I would like to build building a Voltage Controlled Oscillator (VCO) for audio applications beginning with a relaxation oscillator build from op amps. Adding a potentiometer to the feedback loop allows for frequency control, but as I increase the frequency, the amplitude of the signal reduces. I'l like to build a circuit that takes that signal and adds a dynamic gain to make it so that the final output signal of the oscillator rises to the same peak voltages regardless of frequency. I am having problems constructing such a circuit using op amps and would appreciate any ideas you have to get me on the right track. Beore writing this post, I searched for: Voltage Normalizer Circuit and Voltage Stabilizer Circuirt. Neither searches yielded anything useful.
I have an idea of how I need to accomplish this using plain math, but can't figure out how to translate that into op amps:
Step 1: Create a peak detector on the input signal using a Voltage follower, diode and capacitor to hold the voltage in place. (+-7V swinging about ground for this example). I think I can handle this part.
Step 2: Provide a reference signal to a desired peak input voltage (+-11V for this example)
Step 3: Establish a gain ratio from the desired peak and the input peak (for this example if I were to focus on just the positive side, it would be 11V/7V = ~1.57).

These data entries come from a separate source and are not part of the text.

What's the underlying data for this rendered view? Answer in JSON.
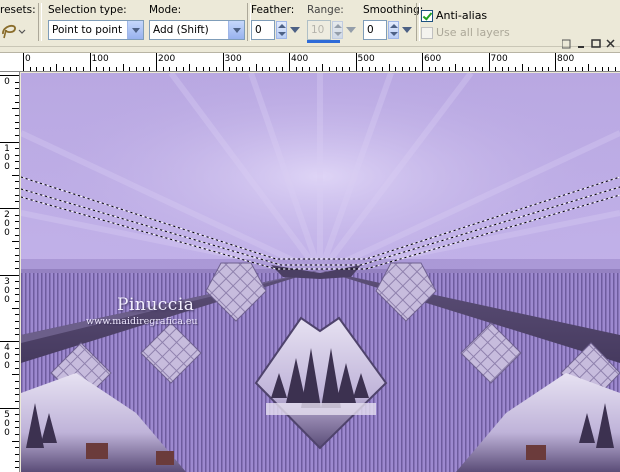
{
  "toolbar": {
    "presets_label": "resets:",
    "selection_type": {
      "label": "Selection type:",
      "value": "Point to point"
    },
    "mode": {
      "label": "Mode:",
      "value": "Add (Shift)"
    },
    "feather": {
      "label": "Feather:",
      "value": "0"
    },
    "range": {
      "label": "Range:",
      "value": "10"
    },
    "smoothing": {
      "label": "Smoothing:",
      "value": "0"
    },
    "anti_alias": {
      "label": "Anti-alias",
      "checked": true
    },
    "use_all_layers": {
      "label": "Use all layers",
      "checked": false
    }
  },
  "ruler_top": {
    "labels": [
      "0",
      "100",
      "200",
      "300",
      "400",
      "500",
      "600",
      "700",
      "800"
    ]
  },
  "ruler_left": {
    "labels": [
      "0",
      "100",
      "200",
      "300",
      "400",
      "500"
    ]
  },
  "watermark": {
    "name": "Pinuccia",
    "url": "www.maidiregrafica.eu"
  },
  "colors": {
    "canvas_bg": "#b5a4de",
    "band": "#5d5078",
    "accent": "#2f6bd8"
  }
}
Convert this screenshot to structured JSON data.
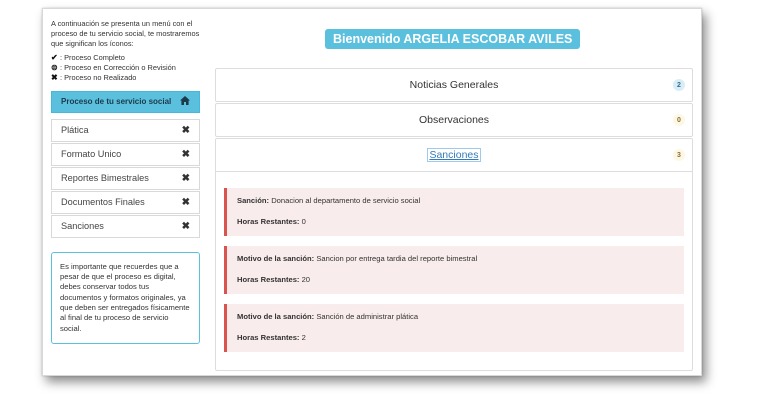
{
  "sidebar": {
    "intro": "A continuación se presenta un menú con el proceso de tu servicio social, te mostraremos que significan los íconos:",
    "legend": [
      {
        "glyph": "✔",
        "icon": "check-icon",
        "text": ": Proceso Completo"
      },
      {
        "glyph": "⊜",
        "icon": "in-review-icon",
        "text": ": Proceso en Corrección o Revisión"
      },
      {
        "glyph": "✖",
        "icon": "cross-icon",
        "text": ": Proceso no Realizado"
      }
    ],
    "menu_title": "Proceso de tu servicio social",
    "menu_items": [
      {
        "label": "Plática",
        "status_glyph": "✖"
      },
      {
        "label": "Formato Unico",
        "status_glyph": "✖"
      },
      {
        "label": "Reportes Bimestrales",
        "status_glyph": "✖"
      },
      {
        "label": "Documentos Finales",
        "status_glyph": "✖"
      },
      {
        "label": "Sanciones",
        "status_glyph": "✖"
      }
    ],
    "note": "Es importante que recuerdes que a pesar de que el proceso es digital, debes conservar todos tus documentos y formatos originales, ya que deben ser entregados físicamente al final de tu proceso de servicio social."
  },
  "header": {
    "welcome": "Bienvenido ARGELIA ESCOBAR AVILES"
  },
  "panels": [
    {
      "title": "Noticias Generales",
      "badge": "2",
      "badge_color": "#d9edf7"
    },
    {
      "title": "Observaciones",
      "badge": "0",
      "badge_color": "#fcf8e3"
    },
    {
      "title": "Sanciones",
      "badge": "3",
      "badge_color": "#fcf8e3"
    }
  ],
  "sanctions": [
    {
      "label": "Sanción:",
      "text": " Donacion al departamento de servicio social",
      "hours_label": "Horas Restantes:",
      "hours": " 0"
    },
    {
      "label": "Motivo de la sanción:",
      "text": " Sancion por entrega tardia del reporte bimestral",
      "hours_label": "Horas Restantes:",
      "hours": " 20"
    },
    {
      "label": "Motivo de la sanción:",
      "text": " Sanción de administrar plática",
      "hours_label": "Horas Restantes:",
      "hours": " 2"
    }
  ]
}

Step 4: Create a non-inverting amplifier off the input signal using the gain ratio determined in Step 3 as the resistance in the negative feedback loop. (For this example, it would essentially take the input signal with a peak amplitude of 7V and amplify it by 1.57 to output a signal with gain that peaks at close to +-11V).
I'm stuck on Step 3 and 4. I don't know how to create a "voltage controlled resistor" that I can use as part of the negative feedback gain loop of an op amp circuit. This looks like it would have a pretty simple solution, but I'm at a loss as to discovering/understanding it. I'd appreciate any help you all can provide on this design issue.